Marcel Aymé, Les contes du chat perché

Un pur régal !

Ce recueil de dix-sept nou­velles écrites entre 1934 et 1946 met en scène deux petites filles et les ani­maux de la ferme de leurs parents. Del­phine, l’aînée, et Mari­nette, la plus blonde, ont presque vingt ans à elles deux. Dans cet uni­vers, les ani­maux parlent le fran­çais, s’expriment, font part de leurs idées et sont com­pris des humains qui dia­loguent avec eux. Ce sont les ani­maux que l’on trou­vait com­mu­né­ment dans une ferme franc-comtoise telle que l’auteur la connais­sait, telle qu’il l’avait fré­quen­tée, avec quelques excep­tions exo­tiques comme la pan­thère et le mam­mouth. Ce n’était pas ces fermes modernes qui res­semblent plus à une chaîne de mon­tage d’automobiles chez Citroën et Peu­geot.
C’est ainsi que vaches, bœufs, cochons, canards, chats, chiens, paon, même un loup… peuplent ces contes. L’auteur décrit les parents comme des pay­sans durs au tra­vail, un peu frustres, qui aiment cepen­dant leurs filles avec une cer­taine rudesse. Mais ils ne font guère de sen­ti­ments avec les ani­maux, ceux-ci étant consi­dé­rés du seul point de vue uti­li­taire. Les deux fillettes, elles, viennent en aide aux ani­maux, contre leurs parents.

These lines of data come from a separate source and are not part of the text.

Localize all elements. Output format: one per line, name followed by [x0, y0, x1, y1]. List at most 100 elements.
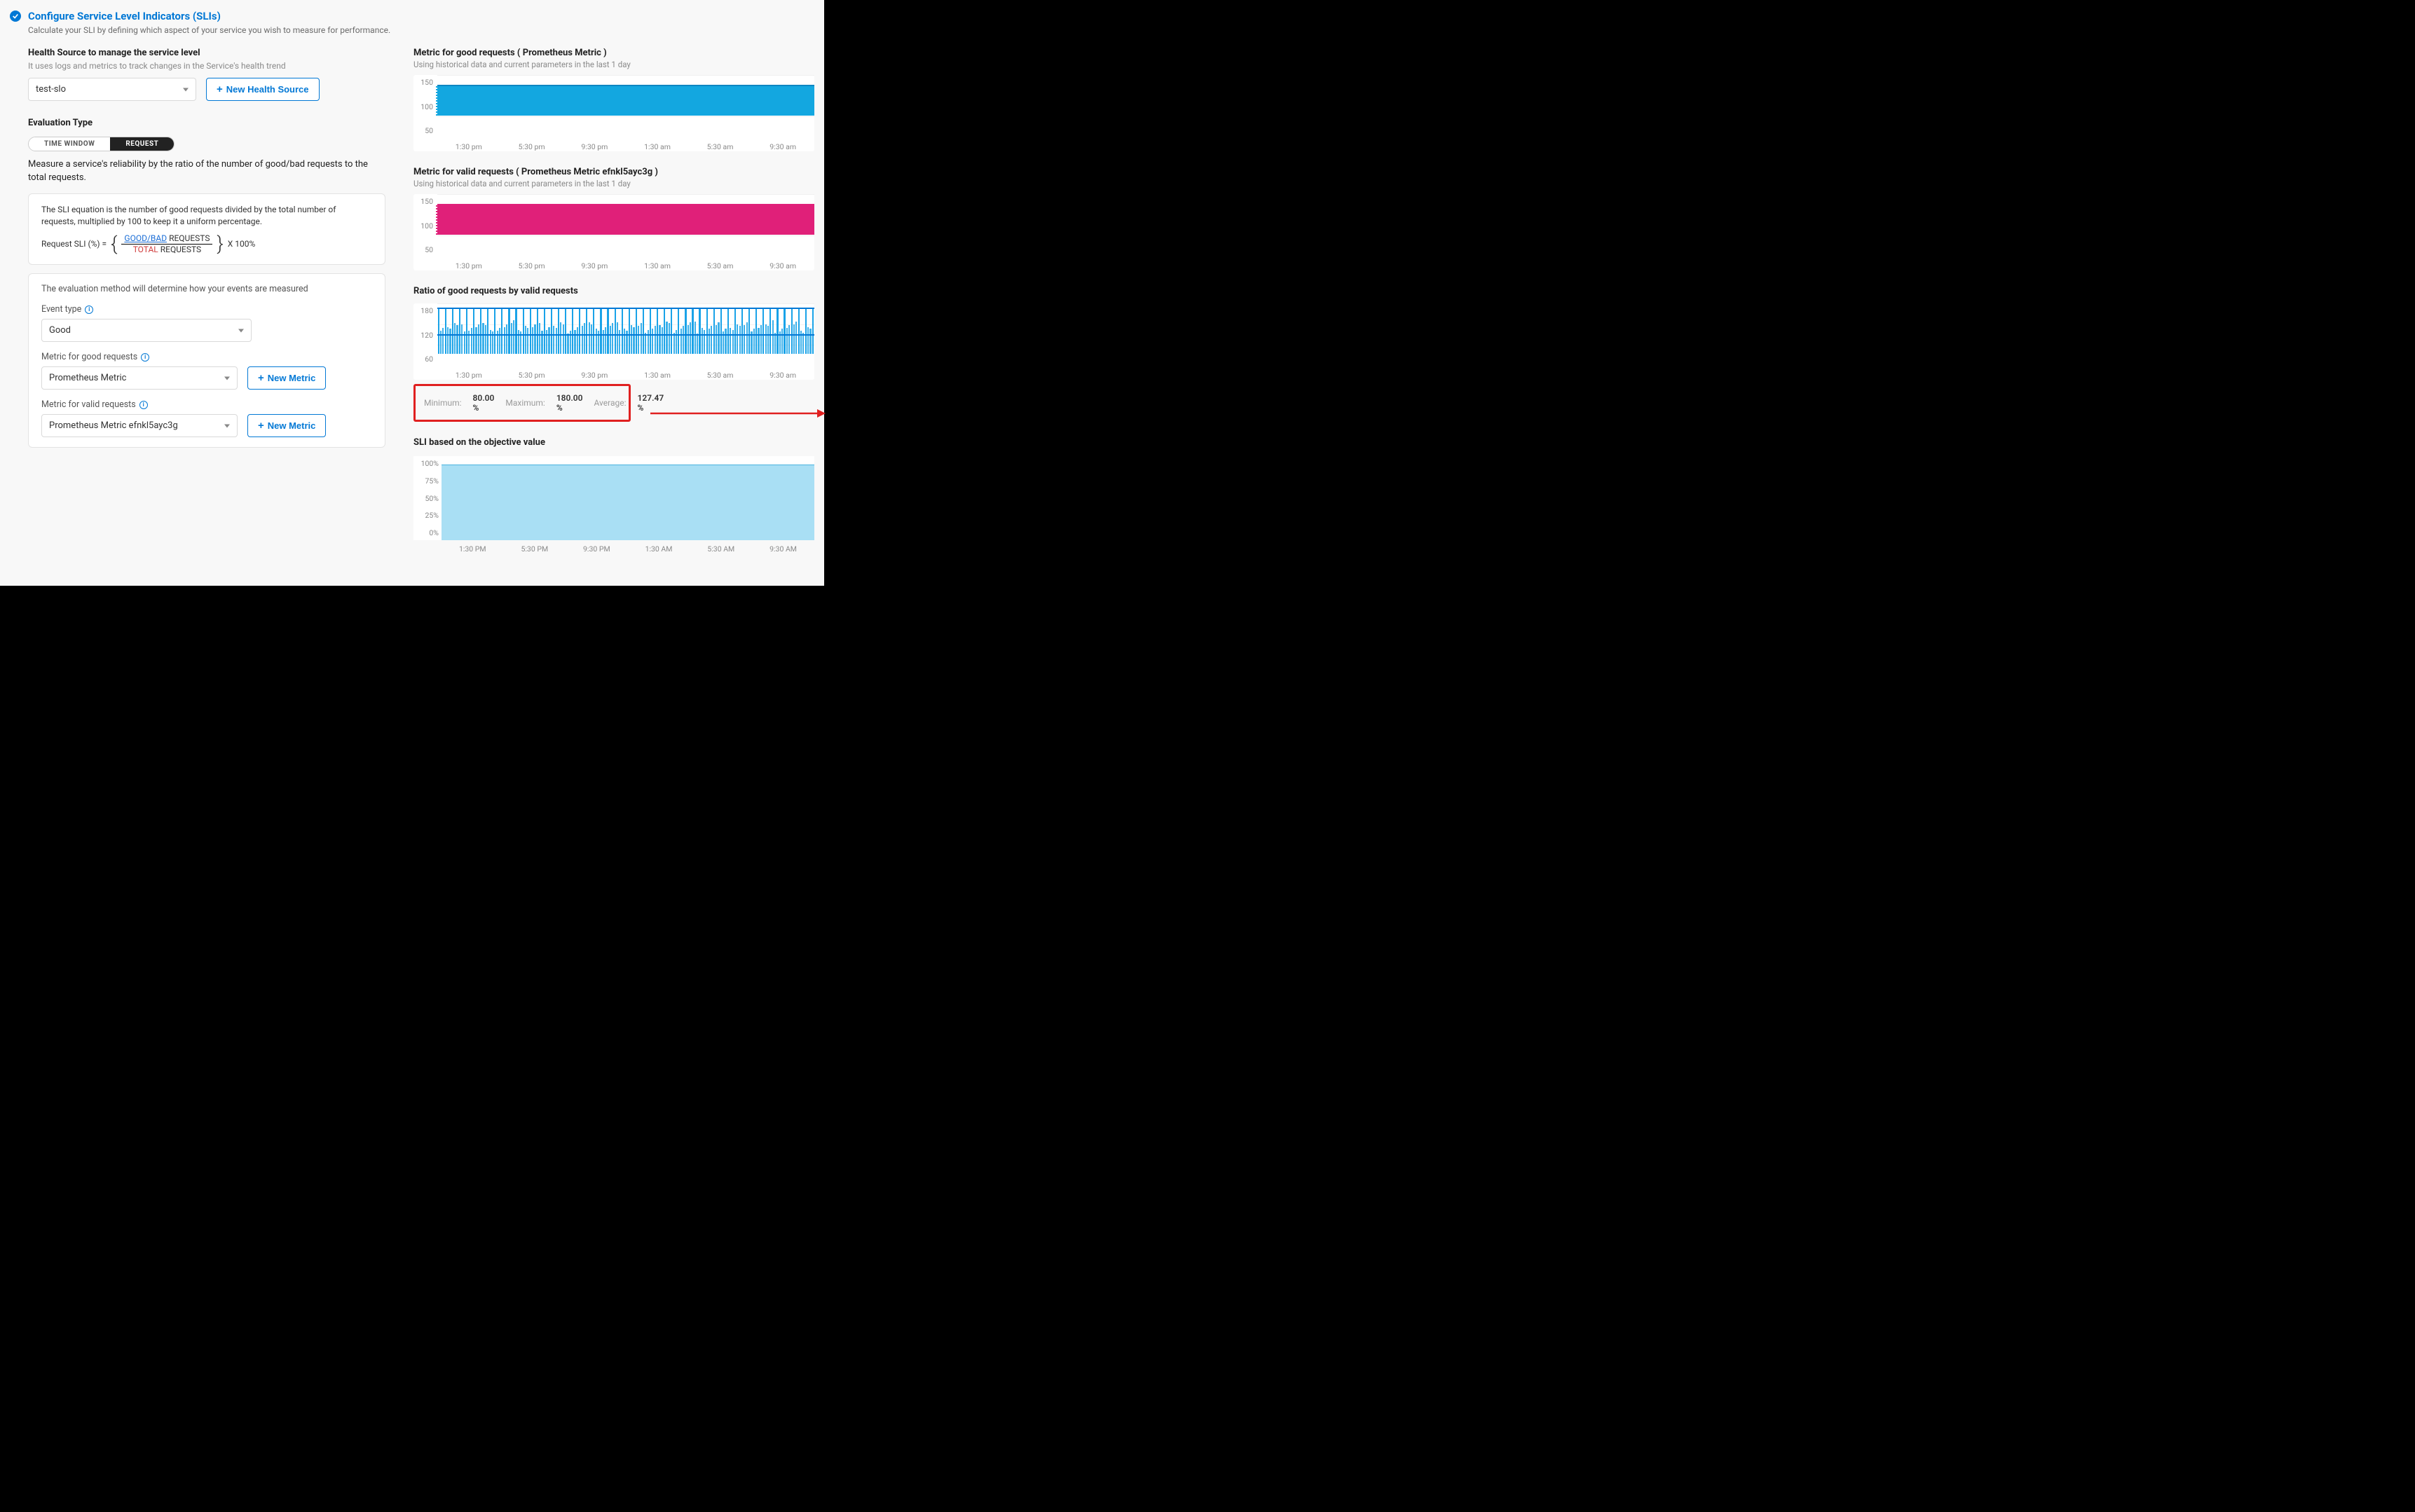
- x-tick: 9:30 am: [769, 371, 796, 380]
- x-tick: 9:30 am: [769, 261, 796, 270]
- x-tick: 1:30 AM: [645, 544, 673, 554]
- valid-metric-label: Metric for valid requests i: [41, 399, 372, 410]
- new-metric-button-good[interactable]: + New Metric: [247, 366, 326, 390]
- valid-metric-select[interactable]: Prometheus Metric efnkl5ayc3g: [41, 414, 238, 437]
- right-column: Metric for good requests ( Prometheus Me…: [413, 48, 814, 569]
- plot-area: [437, 194, 814, 257]
- section-title: Configure Service Level Indicators (SLIs…: [28, 10, 221, 22]
- stat-avg-label: Average:: [594, 398, 627, 408]
- x-tick: 5:30 pm: [519, 142, 545, 151]
- brace-right-icon: }: [217, 234, 223, 254]
- section-subtitle: Calculate your SLI by defining which asp…: [28, 25, 814, 35]
- health-source-select[interactable]: test-slo: [28, 78, 196, 101]
- chart-valid-section: Metric for valid requests ( Prometheus M…: [413, 167, 814, 270]
- y-axis: 150 100 50: [413, 194, 437, 257]
- y-tick: 100: [420, 221, 433, 231]
- good-metric-label-text: Metric for good requests: [41, 352, 137, 362]
- formula-den-rest: REQUESTS: [158, 245, 201, 254]
- x-tick: 5:30 AM: [707, 544, 734, 554]
- y-tick: 120: [420, 331, 433, 340]
- chart-good-section: Metric for good requests ( Prometheus Me…: [413, 48, 814, 151]
- plus-icon: +: [258, 373, 264, 383]
- chart-good-title: Metric for good requests ( Prometheus Me…: [413, 48, 814, 58]
- sli-area: [442, 456, 814, 540]
- health-source-title: Health Source to manage the service leve…: [28, 48, 385, 58]
- chart-valid-title: Metric for valid requests ( Prometheus M…: [413, 167, 814, 177]
- y-tick: 100%: [421, 459, 439, 468]
- good-metric-value: Prometheus Metric: [49, 373, 126, 383]
- stat-max-label: Maximum:: [505, 398, 545, 408]
- good-metric-select[interactable]: Prometheus Metric: [41, 366, 238, 390]
- x-tick: 9:30 pm: [581, 142, 608, 151]
- info-icon[interactable]: i: [85, 305, 93, 314]
- evaluation-panel: The evaluation method will determine how…: [28, 273, 385, 448]
- check-circle-icon: [10, 11, 21, 22]
- stat-max-value: 180.00 %: [556, 393, 583, 413]
- formula-fraction: GOOD/BAD REQUESTS TOTAL REQUESTS: [121, 233, 212, 254]
- x-tick: 1:30 pm: [456, 261, 482, 270]
- evaluation-description: Measure a service's reliability by the r…: [28, 158, 385, 185]
- stat-min-value: 80.00 %: [473, 393, 495, 413]
- toggle-request[interactable]: REQUEST: [110, 137, 174, 151]
- good-metric-label: Metric for good requests i: [41, 352, 372, 362]
- formula-mult: X 100%: [228, 239, 256, 249]
- new-health-source-button[interactable]: + New Health Source: [206, 78, 320, 101]
- evaluation-type-toggle: TIME WINDOW REQUEST: [28, 137, 175, 151]
- x-tick: 5:30 PM: [521, 544, 548, 554]
- chart-sli-section: SLI based on the objective value 100% 75…: [413, 437, 814, 554]
- plot-area: [437, 75, 814, 138]
- stat-avg-value: 127.47 %: [638, 393, 664, 413]
- new-metric-label: New Metric: [268, 373, 316, 383]
- plus-icon: +: [217, 84, 223, 95]
- stat-min-label: Minimum:: [424, 398, 462, 408]
- chart-good-subtitle: Using historical data and current parame…: [413, 60, 814, 69]
- evaluation-type-title: Evaluation Type: [28, 118, 385, 128]
- y-tick: 0%: [429, 528, 439, 537]
- x-tick: 5:30 am: [707, 371, 734, 380]
- new-metric-button-valid[interactable]: + New Metric: [247, 414, 326, 437]
- x-axis: 1:30 PM5:30 PM9:30 PM1:30 AM5:30 AM9:30 …: [413, 540, 814, 554]
- formula-num-rest: REQUESTS: [167, 233, 210, 243]
- x-axis: 1:30 pm5:30 pm9:30 pm1:30 am5:30 am9:30 …: [413, 138, 814, 151]
- left-column: Health Source to manage the service leve…: [28, 48, 385, 569]
- y-tick: 75%: [425, 476, 439, 486]
- x-tick: 1:30 pm: [456, 371, 482, 380]
- header: Configure Service Level Indicators (SLIs…: [10, 10, 814, 22]
- formula-row: Request SLI (%) = { GOOD/BAD REQUESTS TO…: [41, 233, 372, 254]
- health-source-subtitle: It uses logs and metrics to track change…: [28, 61, 385, 71]
- eval-panel-heading: The evaluation method will determine how…: [41, 284, 372, 294]
- info-icon[interactable]: i: [139, 401, 148, 409]
- toggle-time-window[interactable]: TIME WINDOW: [29, 137, 110, 151]
- formula-card: The SLI equation is the number of good r…: [28, 193, 385, 266]
- chart-good: 150 100 50 1:30 pm5:: [413, 75, 814, 151]
- x-axis: 1:30 pm5:30 pm9:30 pm1:30 am5:30 am9:30 …: [413, 257, 814, 270]
- x-tick: 1:30 am: [644, 371, 671, 380]
- chart-sli: 100% 75% 50% 25% 0%: [413, 456, 814, 540]
- x-tick: 9:30 pm: [581, 371, 608, 380]
- x-tick: 1:30 am: [644, 142, 671, 151]
- brace-left-icon: {: [111, 234, 117, 254]
- y-axis: 150 100 50: [413, 75, 437, 138]
- y-tick: 50%: [425, 494, 439, 503]
- y-tick: 50: [425, 245, 433, 254]
- x-axis: 1:30 pm 5:30 pm 9:30 pm 1:30 am 5:30 am 9:30 …: [413, 366, 814, 380]
- info-icon[interactable]: i: [141, 353, 149, 362]
- page-container: Configure Service Level Indicators (SLIs…: [0, 0, 824, 586]
- x-tick: 5:30 pm: [519, 371, 545, 380]
- event-type-select[interactable]: Good: [41, 319, 252, 342]
- area-blue: [437, 85, 814, 116]
- x-tick: 9:30 am: [769, 142, 796, 151]
- x-tick: 5:30 pm: [519, 261, 545, 270]
- x-tick: 9:30 AM: [769, 544, 797, 554]
- y-axis: 100% 75% 50% 25% 0%: [413, 456, 442, 540]
- y-axis: 180 120 60: [413, 303, 437, 366]
- new-metric-label: New Metric: [268, 420, 316, 431]
- y-tick: 100: [420, 102, 433, 111]
- x-tick: 1:30 pm: [456, 142, 482, 151]
- valid-metric-label-text: Metric for valid requests: [41, 399, 136, 410]
- x-tick: 1:30 am: [644, 261, 671, 270]
- chart-ratio: 180 120 60 1:30 pm5:30 pm9:30 pm1:30: [413, 303, 814, 380]
- y-tick: 50: [425, 126, 433, 135]
- y-tick: 25%: [425, 511, 439, 520]
- ratio-stats-box: Minimum: 80.00 % Maximum: 180.00 % Avera…: [413, 384, 631, 422]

L’auteur intro­duit­san une part de mer­veilleux dans cer­taines de ses his­toires, chaque nou­velle lui per­met de bros­ser, avec esprit, les tra­vers de l’homme et de la société. Il insère dans ses récits nombre de réflexions à carac­tère phi­lo­so­phique sur la jus­tice, la dif­fé­rence, sur l’égalité, sur le sens de la vie, sur la nature et intègre des remarques pleines de bons sens. C’est drôle, c’est gai, c’est vif. La forme est humo­ris­tique, l’écriture soi­gnée, tra­vaillée sous des appa­rences de faci­lité, de légè­reté.
Cer­tains des termes employés doivent aujourd’hui être accom­pa­gnés d’explications car, par exemple, qui dans ces nou­velles géné­ra­tions connaît encore le sens de Bohé­miens, de Roma­ni­chels… ? Outre l’introduction écrite par Mar­cel Aymé en son temps, cette édi­tion com­prend une pré­face de Fran­çois Morel, un texte poé­tique qu’il conclut avec la per­ti­nence qui le carac­té­rise : “…plongé dans ce royaume où la fan­tai­sie et l’imagination sont sou­ve­raines. Ce conti­nent infini dans lequel tous les rêves sont pos­sibles, toutes les liber­tés à por­tée de la main et qui, si je ne me trompe pas, s’appelle la lit­té­ra­ture.”

Ces contes sati­riques, deve­nus une réfé­rence, offrent une lec­ture rafraî­chis­sante, bien­ve­nue en ces temps plu­tôt maus­sades, un bain de jeunesse.

serge per­raud

Mar­cel Aymé, Les contes du chat per­ché, pré­face de Fran­çois Morel, Folio n° 6370, octobre 2017, 416 p. – 7,70 €.